Terça-feira, Setembro 01, 2009

This time baby I’ll be bulletproof

E assim ela caminhou sem perceber metade das coisas que estavam a acontecer. E o corpo magoado e esfaqueado aguentou com todas as privações que estavam a rodear a sua mente e corpo.
Ele já a tinha espancado tantas vezes que o corpo calejado estava já cheio de marcas anteriores a este espancamento. Desta vez, ela perguntou a si mesma se realmente queria continuar com aquela situação indefinidamente.
O telefone tocou e ele atendeu. Nesse instante, ela levantou-se do chão e saiu por fora com a pouca roupa que tinha vestida. Chegou ao piso de baixo e tocou na campainha do número 128. Abriram a porta e sorriram. Sabiam que ela viria um dia.

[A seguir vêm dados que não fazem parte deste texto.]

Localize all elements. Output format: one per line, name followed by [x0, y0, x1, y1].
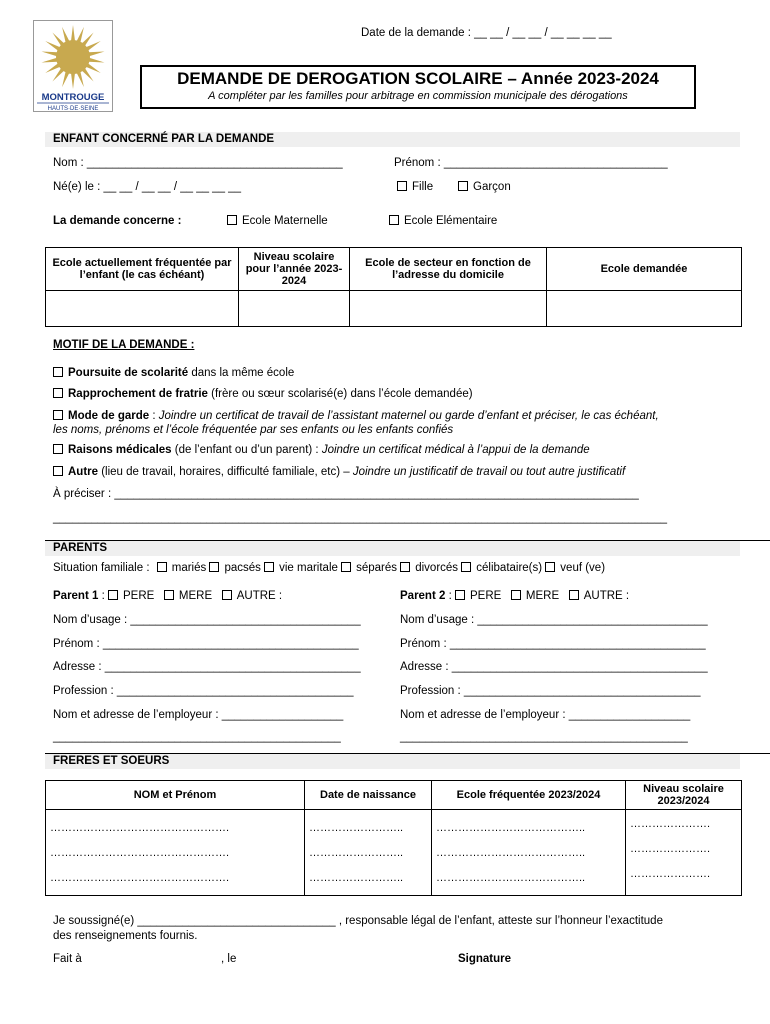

Quando ela entrou encaminharam-na para um quarto e despiram-na. Levaram-na ao colo para a banheira cheia de água quente e sais. Depois de relaxar e deixar as lágrimas com a água a sair pelo ralo, a porta tocou e ela assustou-se. Aquele abraço forte fê-la saber que estava protegida.
Levaram-na para o quarto e deixaram-na em cima da cama. Ela adormeceu, mas antes, ainda teve tempo de ouvir ossos partidos e gritos dele. Adormeceu. Desta vez ela estava à prova de bala. Á prova de tudo.